Forensic nursing is defined as the application of the nursing process to public or legal proceedings, and the application of forensic health care in the scientific investigation of trauma and/or death related to abuse, violence, criminal activity, liability, and accidents.

Before there was a specialty recognized as forensic nursing, the term used was clinical forensic medicine. This term describes the use of clinical practices to support judicial proceedings to protect a victim, usually after death has occurred. It was not until the late 20th century that medical professionals wanted more collaboration between the medical and legal systems.
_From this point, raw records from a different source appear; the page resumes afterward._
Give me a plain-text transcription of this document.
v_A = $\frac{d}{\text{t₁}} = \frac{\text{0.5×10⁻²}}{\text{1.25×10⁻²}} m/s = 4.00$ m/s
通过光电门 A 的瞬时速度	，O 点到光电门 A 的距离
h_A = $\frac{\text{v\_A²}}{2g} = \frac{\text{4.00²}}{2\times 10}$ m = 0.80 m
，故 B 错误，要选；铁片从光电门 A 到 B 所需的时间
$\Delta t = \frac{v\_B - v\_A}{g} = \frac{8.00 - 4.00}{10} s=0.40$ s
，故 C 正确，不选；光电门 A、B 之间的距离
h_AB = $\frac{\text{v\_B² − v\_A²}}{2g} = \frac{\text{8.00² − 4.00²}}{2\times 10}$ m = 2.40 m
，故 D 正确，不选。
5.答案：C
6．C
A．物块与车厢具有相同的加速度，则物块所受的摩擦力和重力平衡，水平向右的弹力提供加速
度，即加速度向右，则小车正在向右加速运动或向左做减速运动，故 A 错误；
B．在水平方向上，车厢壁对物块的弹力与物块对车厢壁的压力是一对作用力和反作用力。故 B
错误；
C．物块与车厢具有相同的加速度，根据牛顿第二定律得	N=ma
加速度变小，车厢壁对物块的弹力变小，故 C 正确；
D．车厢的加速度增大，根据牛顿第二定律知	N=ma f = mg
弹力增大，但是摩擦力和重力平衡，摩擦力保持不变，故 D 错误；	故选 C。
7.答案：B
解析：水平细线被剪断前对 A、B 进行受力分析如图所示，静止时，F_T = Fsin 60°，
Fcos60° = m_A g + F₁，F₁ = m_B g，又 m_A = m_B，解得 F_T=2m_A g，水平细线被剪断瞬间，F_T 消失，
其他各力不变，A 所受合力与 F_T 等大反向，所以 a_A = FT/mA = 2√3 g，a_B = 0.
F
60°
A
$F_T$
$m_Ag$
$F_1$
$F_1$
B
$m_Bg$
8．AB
In the United States this problem began to be addressed.  A strong advocate for the forensic nursing specialty in United States was Virginia Lynch. She pushed to have the specialty recognized and helped to form programs in the U.S. for proper education.  In the 1980s articles were being written about how the important evidence needed to build a legal case was not being preserved during the treatment of a victim. From there began an explanation of the nurse's role in not just forensic medicine but also the criminal justice system when dealing with a victim of violence.

Most nurses practice with the holistic framework of body, mind and spirit.  With forensic nursing established, the role of a nurse was altered to also include the law.  There has been an establishment of this specialty but it was not created to have nurses become investigators. Their goal is to work with a possible victim and make sure the proper medical but also forensic tasks are accomplished. The forensic evidence is then passed on to the criminal justice system for proper investigation.  This specialty has started to be recognized worldwide and is helping to promote an international focus on violence. The nurses are becoming vital resources for the healthy relationship needed between the health and justice systems.

History
Forensic nursing developed in response to concerns in the 1980s regarding the treatment of patients with crime-related injuries and the proper handling of evidence. Globally, the development of general clinical forensic medicine and the forensic nursing have progressed at different speeds, with one preceding the other on a country-by-country basis. Founded in 1992, the International Association of Forensic Nurses is the primary professional association for forensic nursing, which as of 2019 included 4,400 members in 25 countries.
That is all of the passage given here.